Estamos de acuerdo en que, por parte de la fuerza pública y de los manifestantes, la situación se salió de control y es deber del Estado investigar el accionar del ejército y de la Policía Nacional en las manifestaciones y evitar sanciones internacionales. No olvidemos las dos muertes que presuntamente fueron ocasionadas por el ejército ecuatoriano, que se encuentran en investigación por parte de la fiscalía, y es preciso determinar con los responsables de estas muertes.
Se debe investigar quiénes lideraron estas manifestaciones violentas y cómo se financiaron, ya que fueron un aproximado de 31 días de protestas. Los movimientos indígenas actualmente están desarrollando un papel diferente al político; únicamente velan por sus intereses personales utilizando a su gente como escudo.
El presidente de la CONAIE, Marlon Vargas, anunció a través de las redes sociales el cese del paro bajo cuatro pedidos, como son: Desmilitarizar los territorios; liberación de detenidos; atención a las víctimas y no criminalización de dirigentes.

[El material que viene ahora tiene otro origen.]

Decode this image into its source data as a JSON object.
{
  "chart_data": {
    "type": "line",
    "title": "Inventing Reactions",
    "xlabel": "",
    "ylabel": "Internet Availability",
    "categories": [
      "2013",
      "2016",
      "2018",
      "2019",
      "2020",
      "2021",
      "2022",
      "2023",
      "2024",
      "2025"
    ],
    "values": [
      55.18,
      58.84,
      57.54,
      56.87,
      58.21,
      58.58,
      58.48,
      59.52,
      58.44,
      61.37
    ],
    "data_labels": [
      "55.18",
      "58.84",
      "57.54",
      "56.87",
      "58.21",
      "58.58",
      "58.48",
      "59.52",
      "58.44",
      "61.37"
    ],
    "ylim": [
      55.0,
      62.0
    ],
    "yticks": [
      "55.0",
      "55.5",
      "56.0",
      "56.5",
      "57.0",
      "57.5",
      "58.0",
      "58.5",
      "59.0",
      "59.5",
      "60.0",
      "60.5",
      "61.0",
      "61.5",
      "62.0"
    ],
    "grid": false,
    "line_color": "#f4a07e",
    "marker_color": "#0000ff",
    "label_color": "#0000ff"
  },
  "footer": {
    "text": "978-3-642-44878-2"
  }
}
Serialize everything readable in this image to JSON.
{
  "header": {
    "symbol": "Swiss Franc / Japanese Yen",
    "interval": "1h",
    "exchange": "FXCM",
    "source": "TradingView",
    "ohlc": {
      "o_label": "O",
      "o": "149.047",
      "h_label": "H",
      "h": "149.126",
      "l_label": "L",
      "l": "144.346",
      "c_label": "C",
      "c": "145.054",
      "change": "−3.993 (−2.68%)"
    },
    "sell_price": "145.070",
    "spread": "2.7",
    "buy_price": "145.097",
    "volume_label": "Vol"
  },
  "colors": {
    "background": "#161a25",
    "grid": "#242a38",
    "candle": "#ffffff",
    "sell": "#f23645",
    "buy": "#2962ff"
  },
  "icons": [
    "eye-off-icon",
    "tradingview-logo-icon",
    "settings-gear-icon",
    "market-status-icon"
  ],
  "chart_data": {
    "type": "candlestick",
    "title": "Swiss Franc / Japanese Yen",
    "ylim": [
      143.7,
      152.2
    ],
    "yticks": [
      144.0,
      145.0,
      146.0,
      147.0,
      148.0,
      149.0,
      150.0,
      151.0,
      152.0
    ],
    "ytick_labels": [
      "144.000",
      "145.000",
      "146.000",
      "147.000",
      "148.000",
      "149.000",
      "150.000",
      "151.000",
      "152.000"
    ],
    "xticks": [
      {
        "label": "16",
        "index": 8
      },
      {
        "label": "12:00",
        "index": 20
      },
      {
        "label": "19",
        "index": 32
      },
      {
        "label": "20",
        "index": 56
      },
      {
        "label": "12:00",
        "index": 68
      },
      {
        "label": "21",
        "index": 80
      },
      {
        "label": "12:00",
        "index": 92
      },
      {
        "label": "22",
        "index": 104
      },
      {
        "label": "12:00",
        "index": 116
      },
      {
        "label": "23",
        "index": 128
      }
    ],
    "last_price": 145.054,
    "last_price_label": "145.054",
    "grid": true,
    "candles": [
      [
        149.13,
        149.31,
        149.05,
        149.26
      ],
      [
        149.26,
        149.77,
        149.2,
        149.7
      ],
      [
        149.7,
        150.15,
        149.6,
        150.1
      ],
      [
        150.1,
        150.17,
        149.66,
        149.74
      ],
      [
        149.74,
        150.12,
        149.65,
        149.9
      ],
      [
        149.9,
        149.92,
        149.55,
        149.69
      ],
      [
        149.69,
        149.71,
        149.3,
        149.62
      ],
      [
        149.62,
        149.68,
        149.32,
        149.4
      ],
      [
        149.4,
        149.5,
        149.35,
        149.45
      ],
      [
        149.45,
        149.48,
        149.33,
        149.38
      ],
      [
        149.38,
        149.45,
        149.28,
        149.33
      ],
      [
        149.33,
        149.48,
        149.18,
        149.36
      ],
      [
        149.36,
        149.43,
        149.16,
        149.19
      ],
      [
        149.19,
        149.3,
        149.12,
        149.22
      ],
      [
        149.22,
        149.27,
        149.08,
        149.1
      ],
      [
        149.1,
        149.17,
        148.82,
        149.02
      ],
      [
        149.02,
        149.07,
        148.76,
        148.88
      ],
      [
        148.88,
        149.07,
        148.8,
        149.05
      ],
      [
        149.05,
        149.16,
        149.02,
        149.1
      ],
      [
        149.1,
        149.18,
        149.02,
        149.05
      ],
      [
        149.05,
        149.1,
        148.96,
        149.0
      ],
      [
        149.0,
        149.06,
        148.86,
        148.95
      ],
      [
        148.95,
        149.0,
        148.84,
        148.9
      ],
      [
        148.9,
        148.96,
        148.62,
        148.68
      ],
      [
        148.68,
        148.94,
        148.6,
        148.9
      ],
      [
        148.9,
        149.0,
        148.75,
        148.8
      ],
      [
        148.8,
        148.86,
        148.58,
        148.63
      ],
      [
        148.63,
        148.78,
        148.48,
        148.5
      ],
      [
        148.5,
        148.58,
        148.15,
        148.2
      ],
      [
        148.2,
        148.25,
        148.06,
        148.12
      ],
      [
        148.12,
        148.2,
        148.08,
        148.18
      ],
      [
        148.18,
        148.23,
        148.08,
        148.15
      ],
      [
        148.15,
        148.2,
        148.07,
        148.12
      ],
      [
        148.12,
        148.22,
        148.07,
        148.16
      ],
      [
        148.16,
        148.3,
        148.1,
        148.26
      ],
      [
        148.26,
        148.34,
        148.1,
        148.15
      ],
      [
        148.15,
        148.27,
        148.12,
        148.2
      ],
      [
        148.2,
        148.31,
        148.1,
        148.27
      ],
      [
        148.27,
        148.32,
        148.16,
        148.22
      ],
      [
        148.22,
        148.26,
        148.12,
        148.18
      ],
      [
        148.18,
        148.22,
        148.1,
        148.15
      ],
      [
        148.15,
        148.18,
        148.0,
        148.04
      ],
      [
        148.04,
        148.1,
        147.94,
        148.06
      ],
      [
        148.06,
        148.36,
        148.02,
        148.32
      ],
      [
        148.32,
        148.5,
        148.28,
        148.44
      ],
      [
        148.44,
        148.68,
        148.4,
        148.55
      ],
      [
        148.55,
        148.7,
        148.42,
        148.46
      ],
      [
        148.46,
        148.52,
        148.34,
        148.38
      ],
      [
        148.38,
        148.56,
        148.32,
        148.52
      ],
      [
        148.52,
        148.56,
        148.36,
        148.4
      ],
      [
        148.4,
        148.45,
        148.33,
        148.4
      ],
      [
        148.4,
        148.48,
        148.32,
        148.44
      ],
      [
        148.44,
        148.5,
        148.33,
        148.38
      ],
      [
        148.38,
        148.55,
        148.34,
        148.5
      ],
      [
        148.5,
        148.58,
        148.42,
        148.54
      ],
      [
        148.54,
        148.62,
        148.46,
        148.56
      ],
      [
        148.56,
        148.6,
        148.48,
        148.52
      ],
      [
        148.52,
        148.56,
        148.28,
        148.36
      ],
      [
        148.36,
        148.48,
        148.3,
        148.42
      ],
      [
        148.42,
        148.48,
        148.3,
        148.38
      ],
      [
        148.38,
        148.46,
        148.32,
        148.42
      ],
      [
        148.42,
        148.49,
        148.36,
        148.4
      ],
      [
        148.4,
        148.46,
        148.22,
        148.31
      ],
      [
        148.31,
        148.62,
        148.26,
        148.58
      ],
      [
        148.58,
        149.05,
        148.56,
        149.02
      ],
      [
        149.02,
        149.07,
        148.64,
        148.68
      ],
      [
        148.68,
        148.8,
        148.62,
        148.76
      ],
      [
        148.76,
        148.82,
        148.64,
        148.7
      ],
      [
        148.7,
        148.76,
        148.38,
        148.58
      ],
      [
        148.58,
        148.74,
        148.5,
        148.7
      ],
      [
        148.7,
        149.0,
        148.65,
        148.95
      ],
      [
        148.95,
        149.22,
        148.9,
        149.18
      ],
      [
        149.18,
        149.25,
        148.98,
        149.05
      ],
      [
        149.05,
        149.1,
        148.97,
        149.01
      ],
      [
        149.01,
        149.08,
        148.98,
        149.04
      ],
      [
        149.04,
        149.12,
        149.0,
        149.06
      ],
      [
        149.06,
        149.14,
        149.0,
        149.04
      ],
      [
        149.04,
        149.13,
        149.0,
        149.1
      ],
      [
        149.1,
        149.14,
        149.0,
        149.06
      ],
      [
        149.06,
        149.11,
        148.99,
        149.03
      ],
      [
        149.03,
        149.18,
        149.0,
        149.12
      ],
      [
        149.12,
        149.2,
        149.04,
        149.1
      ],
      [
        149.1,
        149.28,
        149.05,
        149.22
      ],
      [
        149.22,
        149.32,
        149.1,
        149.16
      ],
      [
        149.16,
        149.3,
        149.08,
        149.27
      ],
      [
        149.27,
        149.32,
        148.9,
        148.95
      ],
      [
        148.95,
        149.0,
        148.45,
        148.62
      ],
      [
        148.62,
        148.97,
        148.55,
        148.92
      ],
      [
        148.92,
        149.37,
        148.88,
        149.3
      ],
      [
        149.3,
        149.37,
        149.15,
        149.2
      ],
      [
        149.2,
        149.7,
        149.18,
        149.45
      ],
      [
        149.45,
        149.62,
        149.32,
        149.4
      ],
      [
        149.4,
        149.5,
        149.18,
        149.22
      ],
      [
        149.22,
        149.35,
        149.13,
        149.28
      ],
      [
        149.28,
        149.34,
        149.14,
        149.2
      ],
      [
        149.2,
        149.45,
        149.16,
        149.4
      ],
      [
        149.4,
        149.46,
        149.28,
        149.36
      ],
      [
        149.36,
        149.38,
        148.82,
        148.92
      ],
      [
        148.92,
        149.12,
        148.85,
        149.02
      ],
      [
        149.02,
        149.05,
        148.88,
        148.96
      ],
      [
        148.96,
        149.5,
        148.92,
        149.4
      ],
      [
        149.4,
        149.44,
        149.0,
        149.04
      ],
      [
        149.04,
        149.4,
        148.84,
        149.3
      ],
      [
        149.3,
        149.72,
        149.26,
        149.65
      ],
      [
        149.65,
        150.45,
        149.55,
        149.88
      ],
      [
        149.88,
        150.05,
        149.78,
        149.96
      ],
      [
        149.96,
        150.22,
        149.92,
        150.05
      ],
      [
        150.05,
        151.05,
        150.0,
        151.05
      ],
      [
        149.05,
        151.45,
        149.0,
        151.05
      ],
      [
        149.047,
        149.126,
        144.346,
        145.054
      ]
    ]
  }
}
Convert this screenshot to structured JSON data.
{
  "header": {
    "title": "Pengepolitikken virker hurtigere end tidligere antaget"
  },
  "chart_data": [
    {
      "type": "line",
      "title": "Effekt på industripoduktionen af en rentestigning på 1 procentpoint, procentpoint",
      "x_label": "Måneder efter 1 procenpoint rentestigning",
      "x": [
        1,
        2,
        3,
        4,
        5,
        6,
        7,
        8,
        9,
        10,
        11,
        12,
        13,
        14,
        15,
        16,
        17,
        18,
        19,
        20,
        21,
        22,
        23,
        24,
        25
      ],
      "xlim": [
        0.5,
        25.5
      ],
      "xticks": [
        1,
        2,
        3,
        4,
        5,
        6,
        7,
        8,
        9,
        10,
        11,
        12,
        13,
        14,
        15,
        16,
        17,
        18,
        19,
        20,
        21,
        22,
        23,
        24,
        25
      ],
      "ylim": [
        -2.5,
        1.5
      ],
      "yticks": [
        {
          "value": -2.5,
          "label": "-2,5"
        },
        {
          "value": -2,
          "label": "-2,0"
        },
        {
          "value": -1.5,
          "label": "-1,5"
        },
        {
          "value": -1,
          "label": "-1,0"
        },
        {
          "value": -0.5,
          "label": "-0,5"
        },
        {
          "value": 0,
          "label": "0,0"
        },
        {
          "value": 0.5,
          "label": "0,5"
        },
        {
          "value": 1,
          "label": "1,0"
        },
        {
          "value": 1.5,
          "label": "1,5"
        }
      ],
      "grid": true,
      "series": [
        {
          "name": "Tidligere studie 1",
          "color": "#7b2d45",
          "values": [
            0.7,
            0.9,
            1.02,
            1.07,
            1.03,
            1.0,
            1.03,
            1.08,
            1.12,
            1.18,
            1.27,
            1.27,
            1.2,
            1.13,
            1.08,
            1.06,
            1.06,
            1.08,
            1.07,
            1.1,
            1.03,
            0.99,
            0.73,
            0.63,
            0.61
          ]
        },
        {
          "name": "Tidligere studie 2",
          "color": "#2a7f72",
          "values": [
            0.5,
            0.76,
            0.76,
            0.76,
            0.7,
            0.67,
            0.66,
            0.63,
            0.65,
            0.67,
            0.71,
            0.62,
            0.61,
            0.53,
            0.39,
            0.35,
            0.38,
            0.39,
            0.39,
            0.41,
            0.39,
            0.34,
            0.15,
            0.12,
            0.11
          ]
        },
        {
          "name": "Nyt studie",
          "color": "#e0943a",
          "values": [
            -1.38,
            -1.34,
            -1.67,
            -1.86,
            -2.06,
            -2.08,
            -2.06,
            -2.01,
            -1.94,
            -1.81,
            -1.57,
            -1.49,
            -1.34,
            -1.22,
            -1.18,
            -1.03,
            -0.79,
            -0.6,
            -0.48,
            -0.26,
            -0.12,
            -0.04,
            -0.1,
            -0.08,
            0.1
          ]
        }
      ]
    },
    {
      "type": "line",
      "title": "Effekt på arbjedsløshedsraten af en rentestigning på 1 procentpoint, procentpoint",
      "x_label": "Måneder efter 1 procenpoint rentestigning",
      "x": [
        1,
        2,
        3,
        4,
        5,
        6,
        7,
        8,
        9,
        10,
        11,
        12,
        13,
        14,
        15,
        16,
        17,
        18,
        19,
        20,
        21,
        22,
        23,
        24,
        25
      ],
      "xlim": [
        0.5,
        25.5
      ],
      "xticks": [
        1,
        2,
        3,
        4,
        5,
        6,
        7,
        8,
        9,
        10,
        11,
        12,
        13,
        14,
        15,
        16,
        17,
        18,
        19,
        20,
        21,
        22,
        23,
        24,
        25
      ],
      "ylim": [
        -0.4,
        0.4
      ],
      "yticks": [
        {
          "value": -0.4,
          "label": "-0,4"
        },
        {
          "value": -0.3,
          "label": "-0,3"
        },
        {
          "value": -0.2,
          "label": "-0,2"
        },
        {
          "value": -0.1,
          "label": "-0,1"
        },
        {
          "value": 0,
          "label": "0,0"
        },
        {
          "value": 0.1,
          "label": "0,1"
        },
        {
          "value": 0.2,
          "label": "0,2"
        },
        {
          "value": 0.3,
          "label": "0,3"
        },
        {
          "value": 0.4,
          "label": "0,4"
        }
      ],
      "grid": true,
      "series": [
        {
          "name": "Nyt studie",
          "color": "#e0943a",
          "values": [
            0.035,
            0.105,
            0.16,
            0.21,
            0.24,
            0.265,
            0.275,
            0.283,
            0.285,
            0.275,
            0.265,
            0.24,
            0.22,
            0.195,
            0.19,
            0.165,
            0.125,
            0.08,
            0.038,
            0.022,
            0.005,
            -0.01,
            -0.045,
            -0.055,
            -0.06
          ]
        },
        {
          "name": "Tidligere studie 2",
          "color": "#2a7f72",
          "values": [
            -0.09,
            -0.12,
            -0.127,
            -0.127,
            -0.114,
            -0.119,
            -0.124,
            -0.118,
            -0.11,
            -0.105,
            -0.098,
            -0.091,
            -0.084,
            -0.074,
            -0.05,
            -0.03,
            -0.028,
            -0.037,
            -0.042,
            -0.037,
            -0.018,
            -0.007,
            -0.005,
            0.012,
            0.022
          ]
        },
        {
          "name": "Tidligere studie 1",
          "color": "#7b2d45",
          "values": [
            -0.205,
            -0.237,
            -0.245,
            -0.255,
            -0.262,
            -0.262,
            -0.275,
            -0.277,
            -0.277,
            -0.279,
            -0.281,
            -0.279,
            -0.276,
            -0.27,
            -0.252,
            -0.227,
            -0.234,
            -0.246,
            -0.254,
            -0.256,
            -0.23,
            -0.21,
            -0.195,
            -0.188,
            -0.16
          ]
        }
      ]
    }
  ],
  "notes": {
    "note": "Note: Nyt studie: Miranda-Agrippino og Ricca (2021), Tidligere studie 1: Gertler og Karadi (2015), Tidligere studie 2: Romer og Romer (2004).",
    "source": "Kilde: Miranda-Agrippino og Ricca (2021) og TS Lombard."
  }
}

En mi opinión personal, las peticiones de la CONAIE son inaceptables cada una de ellas, ya que no está en manos del presidente de la república resolver las peticiones; tiene que intervenir directamente la justicia.
El Estado, de igual forma, está en la obligación de ayudar a las personas que sufrieron pérdidas económicas en los diferentes sectores de producción a nivel nacional a causa de las manifestaciones.